In team meeting this morning we discussed coming up with a functional definition of empathy.
Any communication between humans occurs on two levels. Verbal communication occurs on a conscious level. Another word for “conscious” is “explicit.” Non-verbal communication — or in other words, emotional communication — typically occurs on a subconscious level. Other words for “subconscious” include “implicit” or “instinctive.”
In health care at least, we have three tasks when we communicate with patients. 1. Hear what the patient is saying. 2. Show that we heard it. 3. Tell the patient what we need to tell them.
So on a verbal level, we need to: 1. Get a history. 2. Check and make sure the history is accurate. 3. Explain the diagnosis and treatment plan.
On a non-verbal level, we need to: 1. Understand the patient’s emotional state. 2. Show that we understand. 3. Communicate something emotional to the patient.

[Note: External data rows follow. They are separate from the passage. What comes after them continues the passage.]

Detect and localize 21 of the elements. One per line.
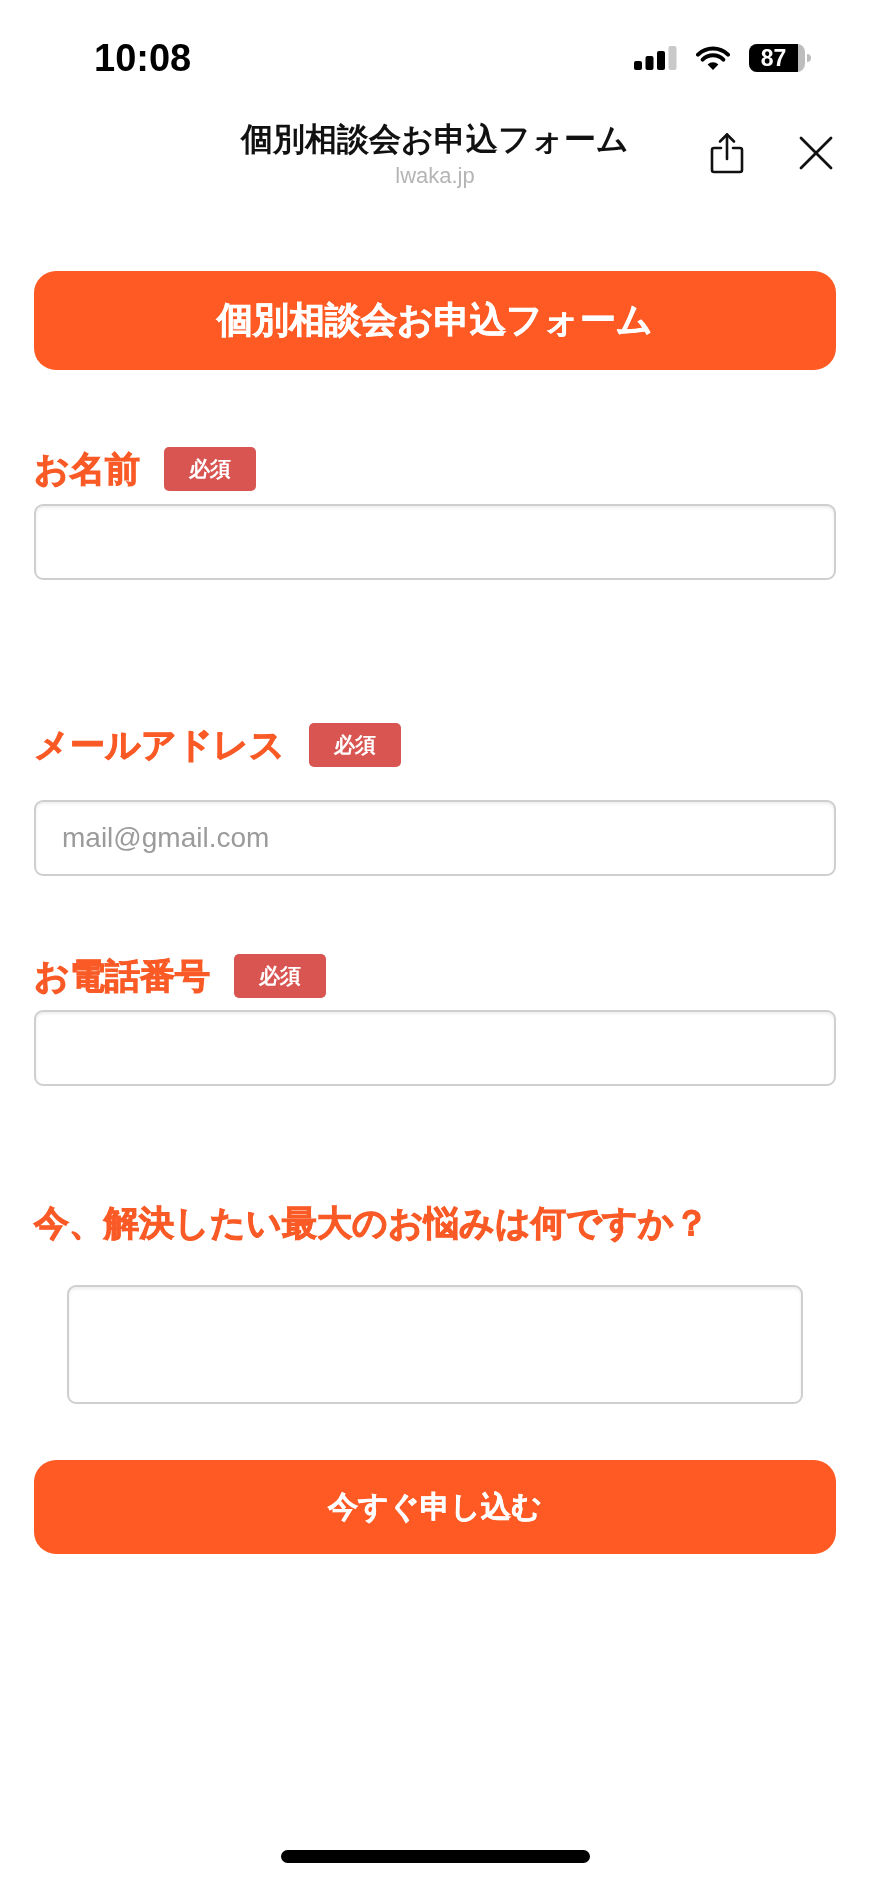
field-label: お電話番号	[34, 955, 210, 997]
required-badge: 必須	[234, 954, 326, 998]
form-title-banner: 個別相談会お申込フォーム	[34, 271, 836, 370]
domain-text: lwaka.jp	[395, 162, 475, 190]
close-icon[interactable]	[799, 136, 833, 170]
required-badge: 必須	[164, 447, 256, 491]
field-label: メールアドレス	[34, 724, 285, 766]
text-input-field[interactable]	[34, 504, 836, 580]
signal-icon	[634, 46, 677, 70]
wifi-icon	[696, 45, 730, 71]
battery-indicator: 87	[749, 44, 811, 72]
field-label: お名前	[34, 448, 140, 490]
required-badge: 必須	[309, 723, 401, 767]
status-time: 10:08	[94, 39, 192, 77]
page-title: 個別相談会お申込フォーム	[241, 120, 629, 158]
text-input-field[interactable]	[34, 1010, 836, 1086]
textarea-field[interactable]	[67, 1285, 803, 1404]
submit-button[interactable]: 今すぐ申し込む	[34, 1460, 836, 1554]
share-icon[interactable]	[710, 132, 744, 174]
text-input-field[interactable]: mail@gmail.com	[34, 800, 836, 876]
field-label: 今、解決したい最大のお悩みは何ですか？	[34, 1202, 709, 1244]
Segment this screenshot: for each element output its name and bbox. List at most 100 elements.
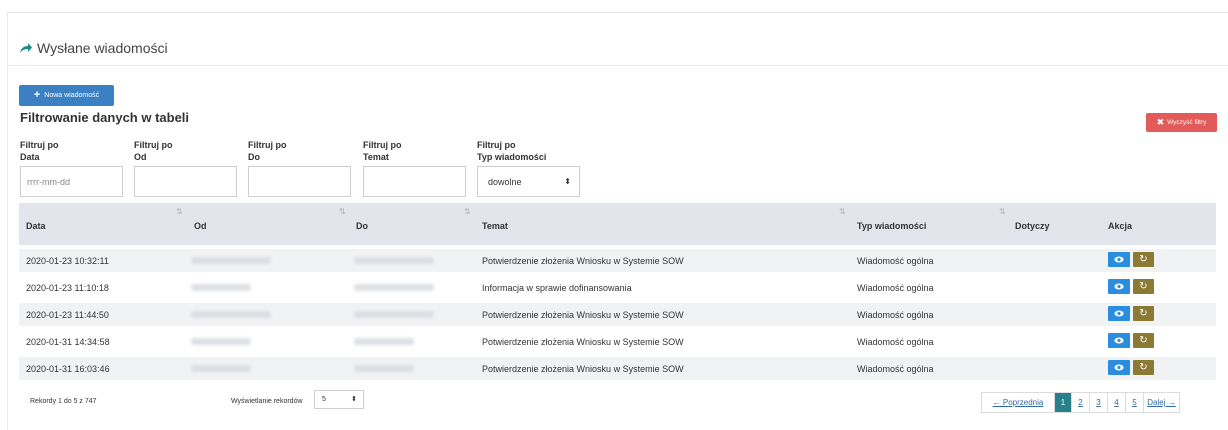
col-date-header[interactable]: Data [26,221,46,231]
table-row: 2020-01-23 10:32:11 Potwierdzenie złożen… [19,249,1216,272]
eye-icon [1114,283,1124,290]
cell-date: 2020-01-31 14:34:58 [26,337,110,347]
col-concerns-header[interactable]: Dotyczy [1015,221,1050,231]
sort-icon: ⇅ [339,207,346,216]
refresh-icon: ↻ [1139,335,1148,346]
sort-asc-icon: ⇅ [176,207,183,216]
sort-icon: ⇅ [839,207,846,216]
panel-title: Wysłane wiadomości [19,40,168,56]
clear-filters-label: Wyczyść filtry [1167,119,1207,126]
cell-date: 2020-01-23 11:10:18 [26,283,109,293]
filter-subject-label1: Filtruj po [363,140,402,150]
view-button[interactable] [1108,360,1130,375]
filter-to-input[interactable] [248,166,351,197]
clear-filters-button[interactable]: ✖ Wyczyść filtry [1146,113,1217,132]
filter-date: Filtruj po Data rrrr-mm-dd [20,139,123,197]
cell-type: Wiadomość ogólna [857,256,934,266]
next-page-link[interactable]: Dalej → [1143,393,1179,412]
x-icon: ✖ [1156,117,1165,127]
col-to-header[interactable]: Do [356,221,368,231]
cell-date: 2020-01-23 11:44:50 [26,310,109,320]
refresh-button[interactable]: ↻ [1133,360,1154,375]
col-subject-header[interactable]: Temat [482,221,508,231]
cell-subject[interactable]: Potwierdzenie złożenia Wniosku w Systemi… [482,256,684,266]
records-length-select[interactable]: 5 ⬍ [314,390,364,409]
view-button[interactable] [1108,333,1130,348]
cell-subject[interactable]: Potwierdzenie złożenia Wniosku w Systemi… [482,337,684,347]
refresh-icon: ↻ [1139,254,1148,265]
refresh-button[interactable]: ↻ [1133,306,1154,321]
redacted-to [354,311,434,318]
redacted-to [354,365,414,372]
page-1-link[interactable]: 1 [1054,393,1071,412]
eye-icon [1114,310,1124,317]
eye-icon [1114,364,1124,371]
refresh-button[interactable]: ↻ [1133,252,1154,267]
eye-icon [1114,337,1124,344]
cell-type: Wiadomość ogólna [857,337,934,347]
pagination: ← Poprzednia 1 2 3 4 5 Dalej → [981,392,1180,413]
page-3-link[interactable]: 3 [1089,393,1107,412]
sort-icon: ⇅ [999,207,1006,216]
refresh-icon: ↻ [1139,308,1148,319]
table-header: Data ⇅ Od ⇅ Do ⇅ Temat ⇅ Typ wiadomości … [19,203,1216,245]
filter-type-selected: dowolne [488,177,522,187]
page-4-link[interactable]: 4 [1107,393,1125,412]
new-message-button[interactable]: + Nowa wiadomość [19,85,114,106]
col-from-header[interactable]: Od [194,221,207,231]
cell-date: 2020-01-23 10:32:11 [26,256,109,266]
prev-page-link[interactable]: ← Poprzednia [982,393,1054,412]
filter-type: Filtruj po Typ wiadomości dowolne ⬍ [477,139,580,197]
filter-type-label1: Filtruj po [477,140,516,150]
filter-subject-input[interactable] [363,166,466,197]
filter-type-select[interactable]: dowolne ⬍ [477,166,580,197]
eye-icon [1114,256,1124,263]
refresh-icon: ↻ [1139,281,1148,292]
table-row: 2020-01-23 11:10:18 Informacja w sprawie… [19,276,1216,299]
redacted-to [354,257,434,264]
filter-subject: Filtruj po Temat [363,139,466,197]
filter-subject-label2: Temat [363,152,389,162]
redacted-from [191,257,271,264]
redacted-from [191,338,251,345]
cell-type: Wiadomość ogólna [857,283,934,293]
filter-date-input[interactable]: rrrr-mm-dd [20,166,123,197]
view-button[interactable] [1108,306,1130,321]
view-button[interactable] [1108,252,1130,267]
filter-from-input[interactable] [134,166,237,197]
refresh-icon: ↻ [1139,362,1148,373]
cell-subject[interactable]: Potwierdzenie złożenia Wniosku w Systemi… [482,364,684,374]
filters-heading: Filtrowanie danych w tabeli [20,110,190,125]
select-caret-icon: ⬍ [564,177,571,186]
filter-to: Filtruj po Do [248,139,351,197]
redacted-from [191,365,251,372]
sort-icon: ⇅ [464,207,471,216]
records-info: Rekordy 1 do 5 z 747 [30,398,97,405]
redacted-from [191,311,271,318]
view-button[interactable] [1108,279,1130,294]
page-5-link[interactable]: 5 [1125,393,1143,412]
table-row: 2020-01-31 16:03:46 Potwierdzenie złożen… [19,357,1216,380]
refresh-button[interactable]: ↻ [1133,279,1154,294]
records-length-value: 5 [322,396,326,403]
share-arrow-icon [20,43,32,53]
refresh-button[interactable]: ↻ [1133,333,1154,348]
table-row: 2020-01-31 14:34:58 Potwierdzenie złożen… [19,330,1216,353]
cell-type: Wiadomość ogólna [857,364,934,374]
panel-title-text: Wysłane wiadomości [37,40,168,56]
cell-date: 2020-01-31 16:03:46 [26,364,110,374]
plus-icon: + [33,89,41,101]
redacted-from [191,284,251,291]
redacted-to [354,284,434,291]
filter-from-label2: Od [134,152,147,162]
filter-from-label1: Filtruj po [134,140,173,150]
filter-type-label2: Typ wiadomości [477,152,547,162]
col-action-header: Akcja [1108,221,1133,231]
new-message-label: Nowa wiadomość [44,92,100,99]
col-type-header[interactable]: Typ wiadomości [857,221,926,231]
records-length-label: Wyświetlanie rekordów [231,398,303,405]
cell-subject[interactable]: Potwierdzenie złożenia Wniosku w Systemi… [482,310,684,320]
cell-subject[interactable]: Informacja w sprawie dofinansowania [482,283,632,293]
page-2-link[interactable]: 2 [1071,393,1089,412]
cell-type: Wiadomość ogólna [857,310,934,320]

Since the latter occurs on a subconscious level, we sometimes ignore it. Even when we don’t ignore it, we don’t understand it. The challenge is to drag this process into the conscious mind where we can define its role and improve its effectiveness. “Arriving at a functional definition” means precisely becoming consciously aware of a subconscious process.

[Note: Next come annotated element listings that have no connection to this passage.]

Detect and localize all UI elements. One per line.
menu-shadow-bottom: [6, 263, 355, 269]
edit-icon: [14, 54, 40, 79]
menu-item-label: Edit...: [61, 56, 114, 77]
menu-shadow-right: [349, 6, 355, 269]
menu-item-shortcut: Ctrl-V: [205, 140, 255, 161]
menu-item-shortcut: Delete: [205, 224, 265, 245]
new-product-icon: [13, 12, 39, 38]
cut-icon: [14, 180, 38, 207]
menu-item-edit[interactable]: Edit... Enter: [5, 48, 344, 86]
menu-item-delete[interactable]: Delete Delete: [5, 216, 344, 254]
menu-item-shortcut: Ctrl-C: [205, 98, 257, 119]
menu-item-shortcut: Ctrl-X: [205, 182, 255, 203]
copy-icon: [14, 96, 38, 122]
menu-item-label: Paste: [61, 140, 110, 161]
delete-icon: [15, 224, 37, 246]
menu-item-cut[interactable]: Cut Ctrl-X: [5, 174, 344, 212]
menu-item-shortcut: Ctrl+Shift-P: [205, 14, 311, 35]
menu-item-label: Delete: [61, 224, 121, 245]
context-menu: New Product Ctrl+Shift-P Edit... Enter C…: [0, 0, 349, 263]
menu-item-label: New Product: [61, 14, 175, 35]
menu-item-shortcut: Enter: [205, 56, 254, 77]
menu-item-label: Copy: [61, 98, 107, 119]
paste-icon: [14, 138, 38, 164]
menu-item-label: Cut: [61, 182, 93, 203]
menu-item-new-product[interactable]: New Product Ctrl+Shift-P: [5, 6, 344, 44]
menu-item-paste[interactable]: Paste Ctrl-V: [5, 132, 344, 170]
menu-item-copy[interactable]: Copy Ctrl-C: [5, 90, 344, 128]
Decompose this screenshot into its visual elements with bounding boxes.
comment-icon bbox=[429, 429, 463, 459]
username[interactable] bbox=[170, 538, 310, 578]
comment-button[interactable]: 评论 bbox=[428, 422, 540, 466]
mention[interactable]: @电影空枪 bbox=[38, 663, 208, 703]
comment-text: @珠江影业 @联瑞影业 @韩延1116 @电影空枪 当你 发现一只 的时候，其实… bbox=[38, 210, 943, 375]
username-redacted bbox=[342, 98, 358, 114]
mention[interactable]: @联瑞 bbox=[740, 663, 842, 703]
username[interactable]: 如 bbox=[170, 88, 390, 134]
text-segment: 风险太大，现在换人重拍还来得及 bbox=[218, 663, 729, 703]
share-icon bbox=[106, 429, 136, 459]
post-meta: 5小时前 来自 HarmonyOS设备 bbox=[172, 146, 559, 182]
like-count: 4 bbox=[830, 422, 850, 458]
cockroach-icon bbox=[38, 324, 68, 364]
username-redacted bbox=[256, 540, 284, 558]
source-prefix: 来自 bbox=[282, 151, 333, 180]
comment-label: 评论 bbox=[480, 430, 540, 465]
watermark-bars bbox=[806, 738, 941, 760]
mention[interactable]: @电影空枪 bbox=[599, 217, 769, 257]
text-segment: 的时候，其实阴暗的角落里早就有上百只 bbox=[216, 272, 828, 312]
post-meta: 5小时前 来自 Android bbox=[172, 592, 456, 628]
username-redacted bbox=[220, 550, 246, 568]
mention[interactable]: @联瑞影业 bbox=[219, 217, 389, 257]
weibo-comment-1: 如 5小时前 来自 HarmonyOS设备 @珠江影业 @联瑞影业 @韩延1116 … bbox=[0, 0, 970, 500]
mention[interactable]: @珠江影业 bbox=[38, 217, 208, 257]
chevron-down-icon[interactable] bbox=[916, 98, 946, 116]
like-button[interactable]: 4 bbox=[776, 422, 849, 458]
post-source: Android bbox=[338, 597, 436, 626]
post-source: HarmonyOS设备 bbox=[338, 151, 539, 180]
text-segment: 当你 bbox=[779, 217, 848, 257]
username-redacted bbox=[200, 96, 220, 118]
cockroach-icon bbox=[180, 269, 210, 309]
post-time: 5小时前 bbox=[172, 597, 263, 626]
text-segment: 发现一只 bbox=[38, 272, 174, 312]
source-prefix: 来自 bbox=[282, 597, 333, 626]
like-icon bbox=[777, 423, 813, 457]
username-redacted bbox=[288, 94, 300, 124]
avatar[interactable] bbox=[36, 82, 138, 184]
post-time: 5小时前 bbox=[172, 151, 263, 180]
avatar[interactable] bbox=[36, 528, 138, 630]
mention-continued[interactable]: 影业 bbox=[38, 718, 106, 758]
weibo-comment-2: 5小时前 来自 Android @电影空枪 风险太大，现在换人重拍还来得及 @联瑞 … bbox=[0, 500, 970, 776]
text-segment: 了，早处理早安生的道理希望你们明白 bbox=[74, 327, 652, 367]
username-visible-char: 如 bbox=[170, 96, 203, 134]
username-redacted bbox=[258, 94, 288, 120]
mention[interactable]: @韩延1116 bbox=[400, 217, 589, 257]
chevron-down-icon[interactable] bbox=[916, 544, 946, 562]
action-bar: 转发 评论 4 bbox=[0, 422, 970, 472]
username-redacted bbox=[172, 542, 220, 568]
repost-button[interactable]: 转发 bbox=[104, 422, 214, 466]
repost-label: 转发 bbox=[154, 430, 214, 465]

The unconscious or “natural” process is not optimal in health care. The natural process is one of mirroring. We perceive the emotion of another person and pretty soon we feel the same way, and it’s written all over our face. This works if you’re having a good cry with your girlfriend, but it doesn’t work with a patient. For one thing, the patient doesn’t precisely need for you to be in as much a state of fear and panic as they are. For another, it’s traumatizing to the health care worker. Humans can only carry around just so much sorrow before they’re done. That’s what “burn-out” is, in part.
Can we bring empathy into the conscious mind? Work on it? Improve it? Make it therapeutic?
Definitely. Empathy is a brain function, not a personality trait, or a character trait. We know that empathy can be degraded or enhanced neurologically. It can be degraded by brain damage; for example, patients with right hemisphere stroke lose the capacity for emotional communication, and people with Asperger’s syndrome never had it. And there’s a chemical that can not only enhance emotional communication, but at the same time, facilitate bonding. Listen carefully to what I’m saying: there’s a pill that can make you love someone. (It’s readily available, but not exactly legal.)
Empathy can also be enhanced behaviorally. Any psychologist can tell you how to pick up cues as to the emotional state of a patient, and how to let them know you got the message. Any family practitioner who has been around a while can teach you much the same thing. It’s also possible to be more aware of the emotional message we have for the patient, and to be more adept at transmitting that message. “You’re going to be fine” can be said sternly, or impatiently, or with kindness, or with whatever mixture of wisdom, nurturing and confidence is required to reach that particular person in his or her particular situation.
Maybe we should be more empathetic to medical students, and teach them these things. We aren’t born knowing how to talk. It would be good for the patients, and good for physicians also.